Пересохшие губы Алена с трудом разомкнулись, распухший язык с неимоверными усилиями оторвался от нёба.

– Что случилось? Кто вы? Где я?

– Я – Петер Марк, врач. Вы в отеле. У вас произошёл сердечный приступ, очевидно, увидели что-то волнующее в окно. Горничная, прибирающая в соседнем номере, услышала крики, затем стук падения и позвала на помощь. Ваше счастье, что кто-то находился в этот момент неподалёку.

– Я умираю?

– Нет. Меня вызвали вовремя. Всё, что вам нужно для выздоровления, – сон и покой. Я вызвал неотложку. У вас микроинфаркт, но вы легко отделались.

Брион посмотрел на отводящего взгляд доктора и мягко улыбнулся.

– Я отказываюсь покидать эту комнату. – Он качнул головой, прерывая протесты врача. – Это не обсуждается. Мистер Марк, будьте честны, отвечая на мой вопрос. Я не в том возрасте, чтобы бояться правды.

– Вам необходимо постоянное наблюдение у специалиста. Конечно, я не вправе настаивать на госпитализации. А вот чтобы точнее ответить на вопрос про «умираю», мне придётся самому задать их парочку. У вас случались раньше подобные приступы?

– Инфаркты, хотите сказать?
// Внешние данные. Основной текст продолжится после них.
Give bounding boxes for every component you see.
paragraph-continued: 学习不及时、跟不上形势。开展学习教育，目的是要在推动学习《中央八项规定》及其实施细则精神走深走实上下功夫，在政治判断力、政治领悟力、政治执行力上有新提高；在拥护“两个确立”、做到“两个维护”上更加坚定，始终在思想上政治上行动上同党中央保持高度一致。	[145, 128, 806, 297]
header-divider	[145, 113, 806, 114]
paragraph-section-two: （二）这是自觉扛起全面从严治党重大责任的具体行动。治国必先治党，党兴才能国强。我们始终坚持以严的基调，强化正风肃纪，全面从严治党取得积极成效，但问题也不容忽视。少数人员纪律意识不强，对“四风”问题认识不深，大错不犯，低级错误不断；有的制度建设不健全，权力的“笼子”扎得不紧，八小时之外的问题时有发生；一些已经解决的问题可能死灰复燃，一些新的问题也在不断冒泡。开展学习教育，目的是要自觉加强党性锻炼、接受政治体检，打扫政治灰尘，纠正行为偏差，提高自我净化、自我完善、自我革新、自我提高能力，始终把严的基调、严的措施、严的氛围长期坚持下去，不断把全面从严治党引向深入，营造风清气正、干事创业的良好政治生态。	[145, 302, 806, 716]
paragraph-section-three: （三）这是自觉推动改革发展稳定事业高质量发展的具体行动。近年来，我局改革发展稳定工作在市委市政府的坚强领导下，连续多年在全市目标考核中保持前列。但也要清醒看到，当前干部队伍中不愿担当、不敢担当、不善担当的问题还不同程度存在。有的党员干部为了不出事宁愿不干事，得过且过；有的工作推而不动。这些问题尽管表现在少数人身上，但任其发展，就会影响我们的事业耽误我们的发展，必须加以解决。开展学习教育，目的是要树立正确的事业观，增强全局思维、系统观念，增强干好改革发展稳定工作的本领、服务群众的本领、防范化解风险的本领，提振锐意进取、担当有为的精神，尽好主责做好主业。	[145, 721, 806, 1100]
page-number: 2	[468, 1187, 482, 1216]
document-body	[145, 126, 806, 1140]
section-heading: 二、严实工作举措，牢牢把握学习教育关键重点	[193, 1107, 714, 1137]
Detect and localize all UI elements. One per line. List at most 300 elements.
Не бойтесь называть вещи своими именами. Да, были – дважды.

– Значит, этот третий?

– Выходит так.

– Тогда не буду лукавить: четвёртый вы вряд ли переживёте. На вашем месте я воздержался бы от любых волнений и привёл все документы в порядок. Вам противопоказано любое путешествие, поэтому вызовите родственников в Лондон.

– Некого вызывать – я совершенно один. Жена умерла двадцать лет назад, а детей нам Господь так и не дал… – Ален замолчал, пытаясь продавить комок горечи, образовавшийся в горле.

– Мне очень жаль, простите за бестактность. Вам нельзя волноваться.

Рука доктора потянулась к больному, нащупывая пульс.

– Это было давно.

– Но есть хоть кто-то?

– Внучатые племянники. Только им ни к чему мчаться в Англию – завещание оформлено пять лет назад. Утром придёт мой личный секретарь.